MARTINSBURG, W.Va. (DC News Now) — Up and down the picket lines along Interstate 81 in Virginia, West Virginia and Maryland, autoworkers are on strike.

The striking auto workers are clear about what it will take them to get back on the job.

Donnie Baker, a retired UAW worker striking said it’s an economic issue.

“It’s the money,” Baker said. “It takes less people to build electric cars than combustible engines so that’s what they’re doing. They are going to cut jobs. That is what is going to happen to us.”

Pocketbook issues are at the heart of the worker grievances but they also see a downside to their livelihoods from ramped up production of electric vehicles.

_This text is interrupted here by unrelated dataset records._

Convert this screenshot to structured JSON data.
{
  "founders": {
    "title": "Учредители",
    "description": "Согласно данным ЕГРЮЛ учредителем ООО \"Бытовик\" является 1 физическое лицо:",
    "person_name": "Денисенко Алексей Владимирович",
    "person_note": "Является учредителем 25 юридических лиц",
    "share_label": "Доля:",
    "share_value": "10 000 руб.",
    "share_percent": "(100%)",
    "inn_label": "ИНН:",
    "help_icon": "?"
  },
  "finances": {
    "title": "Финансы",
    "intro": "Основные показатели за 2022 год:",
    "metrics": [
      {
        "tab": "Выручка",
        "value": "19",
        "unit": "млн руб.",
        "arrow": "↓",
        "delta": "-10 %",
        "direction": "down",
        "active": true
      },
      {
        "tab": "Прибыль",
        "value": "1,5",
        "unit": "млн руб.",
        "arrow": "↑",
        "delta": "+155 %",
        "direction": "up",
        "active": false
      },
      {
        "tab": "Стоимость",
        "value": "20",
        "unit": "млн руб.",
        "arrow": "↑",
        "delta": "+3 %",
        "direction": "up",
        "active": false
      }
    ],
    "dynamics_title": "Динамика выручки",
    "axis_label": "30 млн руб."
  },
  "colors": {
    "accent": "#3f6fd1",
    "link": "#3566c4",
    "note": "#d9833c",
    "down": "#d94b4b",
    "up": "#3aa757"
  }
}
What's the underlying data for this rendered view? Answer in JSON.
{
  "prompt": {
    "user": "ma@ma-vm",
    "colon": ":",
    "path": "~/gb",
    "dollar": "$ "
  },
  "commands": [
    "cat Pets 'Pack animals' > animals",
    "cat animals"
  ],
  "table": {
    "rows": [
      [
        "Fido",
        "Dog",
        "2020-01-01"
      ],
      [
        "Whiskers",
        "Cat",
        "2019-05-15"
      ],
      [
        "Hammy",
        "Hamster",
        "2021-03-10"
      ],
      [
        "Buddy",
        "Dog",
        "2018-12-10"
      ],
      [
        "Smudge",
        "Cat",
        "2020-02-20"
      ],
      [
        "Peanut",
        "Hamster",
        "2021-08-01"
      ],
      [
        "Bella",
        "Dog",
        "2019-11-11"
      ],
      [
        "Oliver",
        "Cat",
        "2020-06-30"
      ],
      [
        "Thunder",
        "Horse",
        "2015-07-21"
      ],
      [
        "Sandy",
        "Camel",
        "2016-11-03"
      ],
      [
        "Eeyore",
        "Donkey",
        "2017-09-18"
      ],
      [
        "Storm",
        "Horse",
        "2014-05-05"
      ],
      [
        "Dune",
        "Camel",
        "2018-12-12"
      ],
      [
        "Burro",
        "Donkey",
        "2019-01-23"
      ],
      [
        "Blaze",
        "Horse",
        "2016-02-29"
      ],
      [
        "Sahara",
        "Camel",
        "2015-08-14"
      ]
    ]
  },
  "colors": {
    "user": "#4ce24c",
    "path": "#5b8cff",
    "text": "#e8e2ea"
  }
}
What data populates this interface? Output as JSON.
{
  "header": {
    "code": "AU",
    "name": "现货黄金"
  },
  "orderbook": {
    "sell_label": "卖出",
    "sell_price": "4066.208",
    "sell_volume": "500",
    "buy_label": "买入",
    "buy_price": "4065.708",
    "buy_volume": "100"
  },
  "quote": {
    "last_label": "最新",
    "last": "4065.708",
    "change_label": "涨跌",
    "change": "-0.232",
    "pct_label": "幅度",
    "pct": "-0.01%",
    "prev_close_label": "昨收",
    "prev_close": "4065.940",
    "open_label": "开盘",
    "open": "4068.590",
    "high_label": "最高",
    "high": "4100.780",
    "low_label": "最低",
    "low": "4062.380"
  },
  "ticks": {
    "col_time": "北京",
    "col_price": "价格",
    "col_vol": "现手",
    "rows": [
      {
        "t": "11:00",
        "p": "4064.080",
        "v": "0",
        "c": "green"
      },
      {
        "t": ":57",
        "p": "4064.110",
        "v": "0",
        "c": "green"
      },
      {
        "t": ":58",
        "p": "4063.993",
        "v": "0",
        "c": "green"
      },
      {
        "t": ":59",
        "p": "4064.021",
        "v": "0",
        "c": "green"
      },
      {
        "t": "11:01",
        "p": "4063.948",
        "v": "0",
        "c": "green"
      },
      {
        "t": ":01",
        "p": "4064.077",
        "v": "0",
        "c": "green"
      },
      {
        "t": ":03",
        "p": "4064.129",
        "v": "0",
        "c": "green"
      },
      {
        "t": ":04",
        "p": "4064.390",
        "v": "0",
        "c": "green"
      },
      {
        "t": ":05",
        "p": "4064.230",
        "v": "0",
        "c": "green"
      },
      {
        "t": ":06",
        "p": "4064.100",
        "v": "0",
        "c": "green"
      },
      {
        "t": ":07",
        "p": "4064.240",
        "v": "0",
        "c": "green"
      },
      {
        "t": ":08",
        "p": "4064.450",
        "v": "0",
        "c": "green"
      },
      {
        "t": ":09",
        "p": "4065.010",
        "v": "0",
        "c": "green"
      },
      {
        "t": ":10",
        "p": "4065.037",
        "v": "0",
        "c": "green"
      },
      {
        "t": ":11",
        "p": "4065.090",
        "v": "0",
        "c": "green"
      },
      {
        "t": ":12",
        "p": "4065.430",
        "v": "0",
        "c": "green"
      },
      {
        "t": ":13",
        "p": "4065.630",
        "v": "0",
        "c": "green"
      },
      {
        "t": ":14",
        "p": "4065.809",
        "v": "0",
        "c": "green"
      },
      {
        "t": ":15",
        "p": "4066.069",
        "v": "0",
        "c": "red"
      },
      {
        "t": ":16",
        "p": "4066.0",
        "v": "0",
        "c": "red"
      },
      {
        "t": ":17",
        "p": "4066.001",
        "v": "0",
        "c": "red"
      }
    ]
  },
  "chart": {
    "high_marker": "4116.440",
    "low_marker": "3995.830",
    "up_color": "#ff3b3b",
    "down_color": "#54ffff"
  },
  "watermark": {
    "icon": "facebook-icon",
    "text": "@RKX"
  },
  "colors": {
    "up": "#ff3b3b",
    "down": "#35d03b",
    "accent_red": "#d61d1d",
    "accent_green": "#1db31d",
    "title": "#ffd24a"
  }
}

Scott Henry is leading the UAW bargaining committee in the negotiations.

“They [our union negotiators] are trying to away with the two-tier wage system, trying to bring defined pensions back and health care for retirees,” he said.

At the Mopar Auto Parts plant in Winchester, Va., Dennis Berger is on the picket lines and said, “it’s crazy.”

“You have got to work a lot of overtime to make ends meet especially when you’re trying to raise a family. It’s tough,” Berger said. “I hear a lot of members are suffering now.”

Hagerstown, Md. is expecting to join 38 other plants on strike this weekend.

Congressman David Trone (D-Md.) from Western Maryland is a staunch ally of the union workforce.

“We have two levels of workers at the the UAW plants. And we stand with the U.A.W,” says “We support them fully, They need to get a way better contract.”